A alimentação mudou. Não é apenas o que como, mas como o preparo. Frutas e vegetais crus têm de ser muito bem lavados ou, melhor ainda, evitados. Nada de queijos não pasteurizados, nada de sushi, nada de ovos mal cozinhados. A comida tem de estar bem cozinhada, quente, preparada com cuidado. Os restaurantes tornaram-se territórios de risco. A comida de rua, por mais tentadora que seja, ficou no passado, pelo menos por agora.

O mundo lá fora ficou mais distante. Multidões são perigosas. Transportes públicos cheios, centros comerciais aos fins-de-semana, até uma simples ida ao supermercado nas horas de ponta – tudo isto representa exposição desnecessária. As pessoas constipadas precisam de manter a distância. Uma gripe banal para elas pode ser uma catástrofe para mim.

Há privações mais subtis, mas igualmente duras. O álcool está proibido – o fígado já tem trabalho suficiente a processar os medicamentos. Aquele copo de vinho ao jantar, aquela cerveja com os amigos, felizmente não bebo álcool, nem fumo. O tabaco, claro, nem se discute. Até o sol precisa de ser gerido com cuidado – a pele fica mais sensível, e uma queimadura solar pode complicar tudo.

E depois há o cateter. Este companheiro silencioso que agora carrego exige os seus cuidados. Não pode molhar-se diretamente no duche, precisa de ser protegido. Qualquer sinal de vermelhidão, de dor, de alteração à volta dele e é preciso avisar imediatamente. Infeções aqui são particularmente traiçoeiras.

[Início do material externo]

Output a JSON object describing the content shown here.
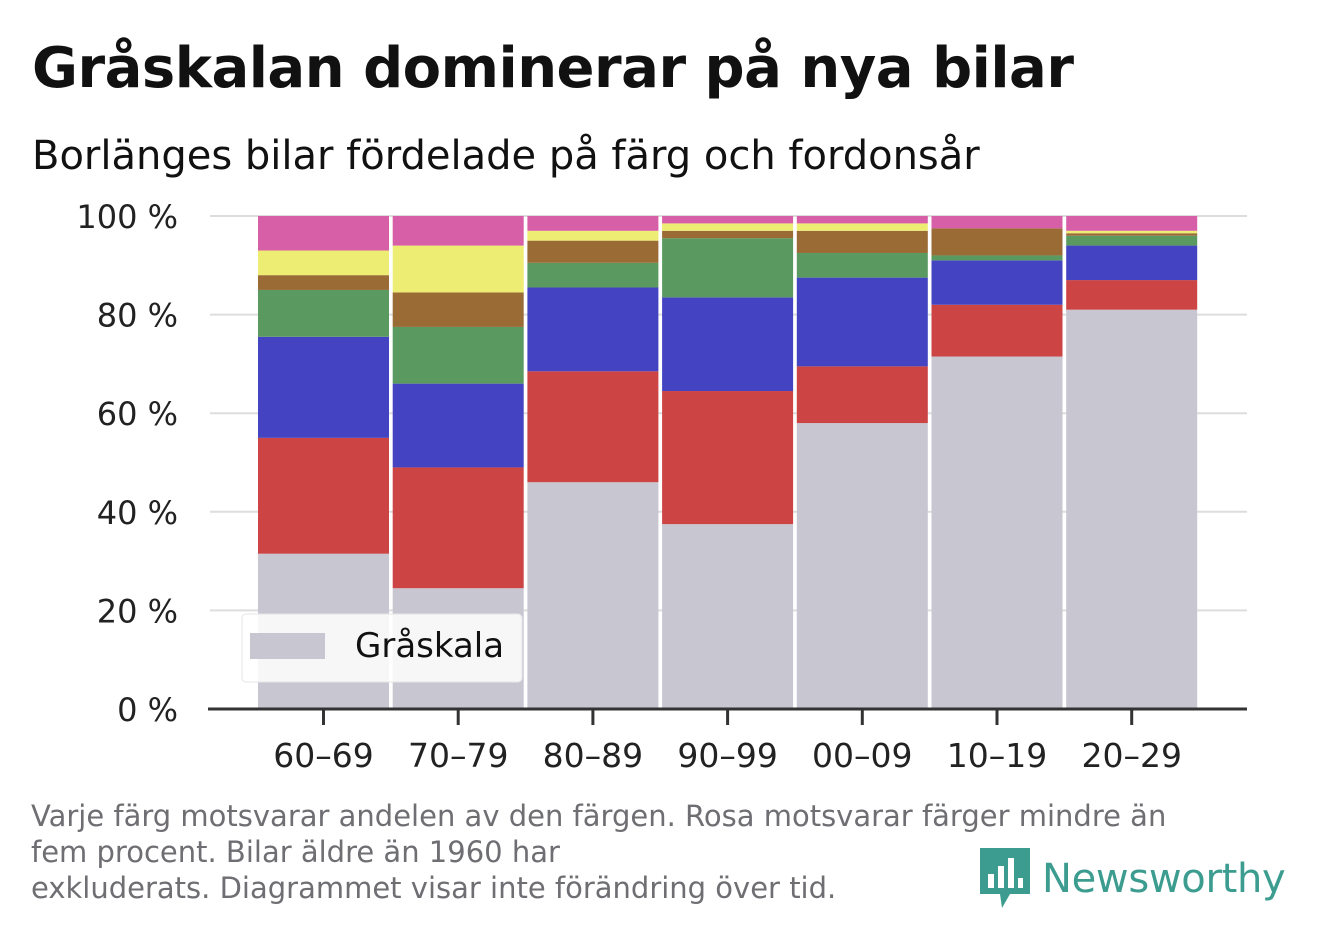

Os animais de estimação, por muito que os amemos, precisam de manter uma certa distância. Nada de limpar caixas de areia de gatos, nada de apanhar dejetos de cães. Os bichos podem transportar bactérias e parasitas que normalmente seriam inofensivos, mas que agora representam perigo real.

Não vos vou mentir: há medo. Muito medo. Mas há também algo que não esperava encontrar – há comunidade, há humanidade, há enfermeiros e médicos que olham para nós não como casos clínicos, mas como pessoas. Há a mão que se estende, há o sorriso que conforta, há o silêncio que compreende. E há as instruções claras, os cuidados explicados, o conhecimento que nos dá algum controlo sobre o incontrolável.

Hoje acordo diferente. Não porque o cancro me tenha mudado, mas porque escolhi não deixar que me defina. Cada precaução será tomada com consciência, não com resignação. Cada privação será temporária, não definitiva. Cada sessão será uma vitória. Cada dia será conquistado, com cuidado, com atenção, com a certeza de que estas limitações são, na verdade, o caminho para a liberdade futura.

Porque a vida, mesmo quando nos pede para vivermos de forma diferente, mesmo quando nos impõe regras que nunca imaginámos seguir, vale cada segundo desta luta cuidadosa e consciente.